A s an investor, you hate to hear pre-announcements of weak earnings from technology companies. There is usually some dry rationale to explain why the problem is a one-time occurrence, or some excuse about a delay in sales for a quarter. Value investors try to determine how much is truth or fiction, as subsequent share-price corrections can offer great opportunities.

Therefore, reviewing Corel Corp. is a must. Corel has declined more than 30% year-to-date, and has pre-announced dismal revenue and earni ngs results for the third quarter, ended Aug. 31.

Corel, headquartered in Ottawa, develops, markets, and supports graphics and multimedia software as well as productivity software. Products are usually branded under CorelDraw, Corel WordPerfect Suite (including Paradox), Corel Office Professional, Corel WebMaster Suite, and CorelCAD. The company is the only significant competitor to Microsoft in the retail office-suite software category, and CorelDraw has become a dominant industry standard as well.

So what's wrong with this picture? Corel launched WordPerfect Suite 8.0 in the second quarter, which was supposed to boost sales in the third quarter. But third-quarter 1997 revenue is estimated at $54 million, compared with $85 million in third-quarter 1996, and $100 million in third-quarter 1995-not exactly the right direction.

It should not be a surprise that Corel's market share in the U.S. retail office-suite segment declined to below 25% at year-end 1996. The company shipped $96 million in produc t in the third quarter, but $42 million is still unsold. WordPerfect Suite represents about $30 million and CorelDraw 7.0 makes up most of the balance of the unsold inventory. Sales of 7.0 have undoubtedly slowed because version 8.0 will be released in the fourth quarter. Overall, this will result in an estimated loss of $32 million in the third quarter. This comes on the heels of a miserable second quarter that saw a charge of $113.7 million due to the accelerated write-off of the WordPerfect acquisition costs in 1996. Corel attributed the acceleration to software improvements in research and development.

This would not be so disconcerting if the company would actually deliver its new products in a timely fashion. For example, Corel has been touting its upcoming offering-Corel Office for Java-throughout 1997. Unfortunately, it is unlikely to deliver the product before 1998. This even assumes that the product would have a material effect on Corel's future, which I doubt.

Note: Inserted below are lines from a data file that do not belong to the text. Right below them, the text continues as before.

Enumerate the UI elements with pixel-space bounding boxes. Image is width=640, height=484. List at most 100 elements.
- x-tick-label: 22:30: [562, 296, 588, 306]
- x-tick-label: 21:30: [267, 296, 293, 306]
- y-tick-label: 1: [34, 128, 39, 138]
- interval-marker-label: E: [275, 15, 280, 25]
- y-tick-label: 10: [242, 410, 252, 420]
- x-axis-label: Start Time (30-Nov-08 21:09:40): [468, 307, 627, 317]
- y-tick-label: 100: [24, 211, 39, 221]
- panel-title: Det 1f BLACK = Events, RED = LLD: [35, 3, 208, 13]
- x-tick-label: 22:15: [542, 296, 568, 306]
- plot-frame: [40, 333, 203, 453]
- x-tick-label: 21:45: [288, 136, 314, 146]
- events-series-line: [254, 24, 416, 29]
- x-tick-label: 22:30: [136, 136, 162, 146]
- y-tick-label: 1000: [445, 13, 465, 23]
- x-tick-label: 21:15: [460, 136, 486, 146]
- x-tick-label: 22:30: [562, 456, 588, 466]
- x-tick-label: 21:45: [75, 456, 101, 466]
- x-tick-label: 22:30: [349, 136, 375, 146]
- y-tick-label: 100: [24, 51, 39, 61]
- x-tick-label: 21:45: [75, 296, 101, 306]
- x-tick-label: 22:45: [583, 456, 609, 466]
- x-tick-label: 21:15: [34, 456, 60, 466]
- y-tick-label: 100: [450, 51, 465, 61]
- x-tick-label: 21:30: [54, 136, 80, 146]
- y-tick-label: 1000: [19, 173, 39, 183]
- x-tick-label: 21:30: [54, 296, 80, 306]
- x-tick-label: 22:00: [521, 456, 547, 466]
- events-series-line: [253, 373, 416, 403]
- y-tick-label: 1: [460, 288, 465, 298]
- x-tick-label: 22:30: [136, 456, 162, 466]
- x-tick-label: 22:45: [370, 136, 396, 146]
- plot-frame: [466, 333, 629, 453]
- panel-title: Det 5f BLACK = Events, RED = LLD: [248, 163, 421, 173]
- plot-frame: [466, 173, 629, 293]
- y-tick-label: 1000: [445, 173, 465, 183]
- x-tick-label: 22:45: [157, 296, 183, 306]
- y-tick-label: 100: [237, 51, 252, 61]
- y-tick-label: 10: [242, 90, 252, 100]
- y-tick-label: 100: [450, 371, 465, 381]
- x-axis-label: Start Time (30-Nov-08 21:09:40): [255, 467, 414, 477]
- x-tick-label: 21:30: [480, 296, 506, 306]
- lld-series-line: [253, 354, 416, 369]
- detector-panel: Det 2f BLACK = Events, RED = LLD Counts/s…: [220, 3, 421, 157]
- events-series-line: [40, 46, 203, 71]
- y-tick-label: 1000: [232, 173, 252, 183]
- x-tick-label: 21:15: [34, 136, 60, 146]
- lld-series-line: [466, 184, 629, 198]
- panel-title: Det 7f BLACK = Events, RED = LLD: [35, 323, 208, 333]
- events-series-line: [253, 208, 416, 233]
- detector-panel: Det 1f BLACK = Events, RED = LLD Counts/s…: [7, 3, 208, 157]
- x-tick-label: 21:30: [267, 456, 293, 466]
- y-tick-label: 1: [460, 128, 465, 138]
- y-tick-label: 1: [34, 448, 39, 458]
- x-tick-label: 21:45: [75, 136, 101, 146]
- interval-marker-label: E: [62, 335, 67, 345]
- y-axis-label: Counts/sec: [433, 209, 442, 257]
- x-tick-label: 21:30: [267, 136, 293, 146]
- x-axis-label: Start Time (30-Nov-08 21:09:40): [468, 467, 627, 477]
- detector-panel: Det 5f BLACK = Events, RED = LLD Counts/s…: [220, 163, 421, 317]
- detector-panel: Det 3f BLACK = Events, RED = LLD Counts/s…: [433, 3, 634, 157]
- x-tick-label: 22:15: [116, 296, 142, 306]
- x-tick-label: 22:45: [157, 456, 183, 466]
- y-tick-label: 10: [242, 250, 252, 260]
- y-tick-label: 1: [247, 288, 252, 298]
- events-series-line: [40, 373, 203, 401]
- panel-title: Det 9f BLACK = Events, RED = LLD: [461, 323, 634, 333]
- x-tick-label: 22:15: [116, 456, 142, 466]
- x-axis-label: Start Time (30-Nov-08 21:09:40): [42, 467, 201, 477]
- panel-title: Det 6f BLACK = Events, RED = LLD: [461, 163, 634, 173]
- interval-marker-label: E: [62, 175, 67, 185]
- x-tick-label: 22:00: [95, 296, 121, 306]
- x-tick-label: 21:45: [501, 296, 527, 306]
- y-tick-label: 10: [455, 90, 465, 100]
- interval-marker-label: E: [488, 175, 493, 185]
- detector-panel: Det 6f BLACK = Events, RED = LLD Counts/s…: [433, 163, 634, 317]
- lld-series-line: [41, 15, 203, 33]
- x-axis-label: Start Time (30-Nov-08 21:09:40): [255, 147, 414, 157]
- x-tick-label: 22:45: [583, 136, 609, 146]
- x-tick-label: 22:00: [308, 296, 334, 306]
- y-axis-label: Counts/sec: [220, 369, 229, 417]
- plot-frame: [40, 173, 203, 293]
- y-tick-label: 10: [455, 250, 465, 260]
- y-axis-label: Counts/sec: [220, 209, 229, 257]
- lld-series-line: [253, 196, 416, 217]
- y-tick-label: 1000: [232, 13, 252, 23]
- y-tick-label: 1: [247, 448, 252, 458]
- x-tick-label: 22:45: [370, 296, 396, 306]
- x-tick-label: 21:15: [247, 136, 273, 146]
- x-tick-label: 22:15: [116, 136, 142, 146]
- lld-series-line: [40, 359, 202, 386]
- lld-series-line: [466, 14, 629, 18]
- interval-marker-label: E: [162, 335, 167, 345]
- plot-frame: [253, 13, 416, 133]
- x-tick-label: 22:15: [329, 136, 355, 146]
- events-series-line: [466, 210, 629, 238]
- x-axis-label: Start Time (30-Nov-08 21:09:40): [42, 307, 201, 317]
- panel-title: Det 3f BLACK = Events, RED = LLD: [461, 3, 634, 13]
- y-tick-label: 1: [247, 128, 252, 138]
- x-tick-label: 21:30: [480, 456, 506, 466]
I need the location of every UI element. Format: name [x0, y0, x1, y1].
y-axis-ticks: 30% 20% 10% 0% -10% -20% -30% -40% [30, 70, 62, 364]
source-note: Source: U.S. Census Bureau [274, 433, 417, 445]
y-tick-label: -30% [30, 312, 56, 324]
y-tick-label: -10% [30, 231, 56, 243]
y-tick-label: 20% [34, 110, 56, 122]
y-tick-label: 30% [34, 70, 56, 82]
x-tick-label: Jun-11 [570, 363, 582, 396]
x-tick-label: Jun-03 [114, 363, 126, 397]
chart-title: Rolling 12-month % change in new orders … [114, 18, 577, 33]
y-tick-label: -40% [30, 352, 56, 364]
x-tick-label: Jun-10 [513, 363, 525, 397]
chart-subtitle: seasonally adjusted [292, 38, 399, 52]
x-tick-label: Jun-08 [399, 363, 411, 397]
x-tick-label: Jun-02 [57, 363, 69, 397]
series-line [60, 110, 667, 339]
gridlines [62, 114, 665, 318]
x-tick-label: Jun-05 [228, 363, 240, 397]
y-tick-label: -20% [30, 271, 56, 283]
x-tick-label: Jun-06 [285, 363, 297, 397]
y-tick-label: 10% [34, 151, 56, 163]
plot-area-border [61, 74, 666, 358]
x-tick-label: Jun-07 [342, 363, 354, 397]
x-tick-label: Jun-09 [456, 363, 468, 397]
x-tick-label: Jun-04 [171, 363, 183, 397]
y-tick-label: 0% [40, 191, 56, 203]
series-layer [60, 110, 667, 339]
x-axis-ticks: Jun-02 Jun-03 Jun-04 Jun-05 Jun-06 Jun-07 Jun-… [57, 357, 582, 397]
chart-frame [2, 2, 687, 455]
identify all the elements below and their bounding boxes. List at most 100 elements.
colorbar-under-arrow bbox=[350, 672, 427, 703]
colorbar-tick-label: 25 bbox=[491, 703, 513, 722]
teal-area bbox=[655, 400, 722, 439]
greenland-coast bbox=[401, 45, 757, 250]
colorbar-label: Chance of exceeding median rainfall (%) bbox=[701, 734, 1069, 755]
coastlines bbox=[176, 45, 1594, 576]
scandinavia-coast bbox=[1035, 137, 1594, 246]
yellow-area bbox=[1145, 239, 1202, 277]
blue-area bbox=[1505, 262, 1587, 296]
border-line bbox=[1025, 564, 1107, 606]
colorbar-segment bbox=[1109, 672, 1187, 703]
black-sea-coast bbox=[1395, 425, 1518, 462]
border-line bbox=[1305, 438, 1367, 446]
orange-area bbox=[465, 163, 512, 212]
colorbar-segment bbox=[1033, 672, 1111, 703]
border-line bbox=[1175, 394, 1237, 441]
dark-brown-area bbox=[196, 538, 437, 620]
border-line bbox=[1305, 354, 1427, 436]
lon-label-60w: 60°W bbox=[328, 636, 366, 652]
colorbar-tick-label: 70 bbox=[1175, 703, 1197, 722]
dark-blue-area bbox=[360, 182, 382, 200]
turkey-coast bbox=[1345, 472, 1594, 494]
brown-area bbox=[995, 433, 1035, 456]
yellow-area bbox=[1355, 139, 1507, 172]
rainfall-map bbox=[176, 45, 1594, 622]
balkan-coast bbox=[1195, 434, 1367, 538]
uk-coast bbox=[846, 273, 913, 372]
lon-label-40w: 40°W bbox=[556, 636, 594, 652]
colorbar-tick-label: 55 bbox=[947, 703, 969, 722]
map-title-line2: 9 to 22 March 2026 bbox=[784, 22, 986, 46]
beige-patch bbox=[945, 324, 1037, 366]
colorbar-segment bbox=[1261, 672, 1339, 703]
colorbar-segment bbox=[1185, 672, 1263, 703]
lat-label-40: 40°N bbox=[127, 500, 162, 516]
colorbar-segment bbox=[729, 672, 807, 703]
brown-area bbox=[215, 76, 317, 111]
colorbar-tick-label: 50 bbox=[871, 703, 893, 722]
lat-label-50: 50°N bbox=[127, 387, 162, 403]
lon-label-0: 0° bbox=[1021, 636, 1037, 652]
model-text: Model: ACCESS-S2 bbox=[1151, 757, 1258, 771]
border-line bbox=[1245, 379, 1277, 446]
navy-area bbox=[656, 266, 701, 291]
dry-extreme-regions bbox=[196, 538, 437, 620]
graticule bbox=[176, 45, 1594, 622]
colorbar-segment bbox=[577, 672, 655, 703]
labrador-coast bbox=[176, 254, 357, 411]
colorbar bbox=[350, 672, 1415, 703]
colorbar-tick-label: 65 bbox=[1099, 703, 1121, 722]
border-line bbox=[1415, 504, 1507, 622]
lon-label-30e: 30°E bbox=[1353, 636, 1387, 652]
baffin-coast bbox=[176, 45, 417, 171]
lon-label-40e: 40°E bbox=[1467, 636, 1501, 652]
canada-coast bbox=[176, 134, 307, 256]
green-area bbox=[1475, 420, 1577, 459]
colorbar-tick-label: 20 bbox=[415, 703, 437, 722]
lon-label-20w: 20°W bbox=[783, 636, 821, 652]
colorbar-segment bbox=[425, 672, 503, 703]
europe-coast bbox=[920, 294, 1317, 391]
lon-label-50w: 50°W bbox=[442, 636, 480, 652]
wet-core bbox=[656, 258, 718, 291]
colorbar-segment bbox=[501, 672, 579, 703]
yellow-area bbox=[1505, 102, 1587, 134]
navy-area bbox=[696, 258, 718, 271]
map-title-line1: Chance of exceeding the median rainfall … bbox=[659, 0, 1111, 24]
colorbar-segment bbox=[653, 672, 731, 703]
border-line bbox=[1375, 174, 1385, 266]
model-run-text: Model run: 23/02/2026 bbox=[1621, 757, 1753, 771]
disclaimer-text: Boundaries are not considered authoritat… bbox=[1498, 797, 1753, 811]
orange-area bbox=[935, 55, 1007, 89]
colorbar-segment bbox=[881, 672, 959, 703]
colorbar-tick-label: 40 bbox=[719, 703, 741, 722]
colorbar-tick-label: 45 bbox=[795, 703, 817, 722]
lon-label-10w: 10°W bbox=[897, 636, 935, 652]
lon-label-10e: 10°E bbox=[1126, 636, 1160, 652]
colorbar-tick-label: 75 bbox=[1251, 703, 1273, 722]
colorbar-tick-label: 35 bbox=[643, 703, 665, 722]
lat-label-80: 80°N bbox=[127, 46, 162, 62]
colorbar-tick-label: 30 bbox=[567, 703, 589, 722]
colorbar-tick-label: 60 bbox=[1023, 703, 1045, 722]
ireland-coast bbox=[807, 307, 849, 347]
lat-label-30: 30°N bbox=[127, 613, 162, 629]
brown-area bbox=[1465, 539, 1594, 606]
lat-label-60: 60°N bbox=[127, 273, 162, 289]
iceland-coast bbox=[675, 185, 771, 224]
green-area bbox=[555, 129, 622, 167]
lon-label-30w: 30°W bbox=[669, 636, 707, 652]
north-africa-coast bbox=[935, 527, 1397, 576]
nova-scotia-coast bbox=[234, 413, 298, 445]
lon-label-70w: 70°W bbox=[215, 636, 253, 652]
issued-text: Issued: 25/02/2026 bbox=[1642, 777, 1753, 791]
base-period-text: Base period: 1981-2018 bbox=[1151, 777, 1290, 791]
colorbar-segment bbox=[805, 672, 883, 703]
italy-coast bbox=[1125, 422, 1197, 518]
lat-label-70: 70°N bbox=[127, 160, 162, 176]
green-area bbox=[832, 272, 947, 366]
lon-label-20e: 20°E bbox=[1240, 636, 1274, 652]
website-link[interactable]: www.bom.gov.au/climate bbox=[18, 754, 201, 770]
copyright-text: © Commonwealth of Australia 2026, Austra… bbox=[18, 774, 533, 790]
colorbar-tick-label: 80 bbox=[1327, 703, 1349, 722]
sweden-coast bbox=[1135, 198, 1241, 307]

I would not expect any significant shift in Office Suite market share, as Microsoft will undoubtedly respond with an equivalent product.

So what else is new? Not much that is better. The company plans on setting up separate entities for CorelVideo and Corel Computer Corp., its network computer subsidiary. Why the company would choose this business path is beyond me. Not only is the hardware business extremely competitive but it is also very capital-intensive and low-margin.

Corel has some real problems. It's sitting on two mature software products that generate 98% of its revenue, with little potential for growth. And it's unlikely to earn much more than 35 cents per share for fiscal 1998, ending Nov. 30. So Corel doesn't justify more than $5.25 per share-very close to the current price.

Still, I fully expect Corel to survive, as the company remains in a position to generate positive cash flow. However, it is very unlikely that investors will be rewarded for owning Corel's stock. CEO Michael Cowpland is banking on a strong fourth quarter to bail out the company this year.

He should. His job may depend on it.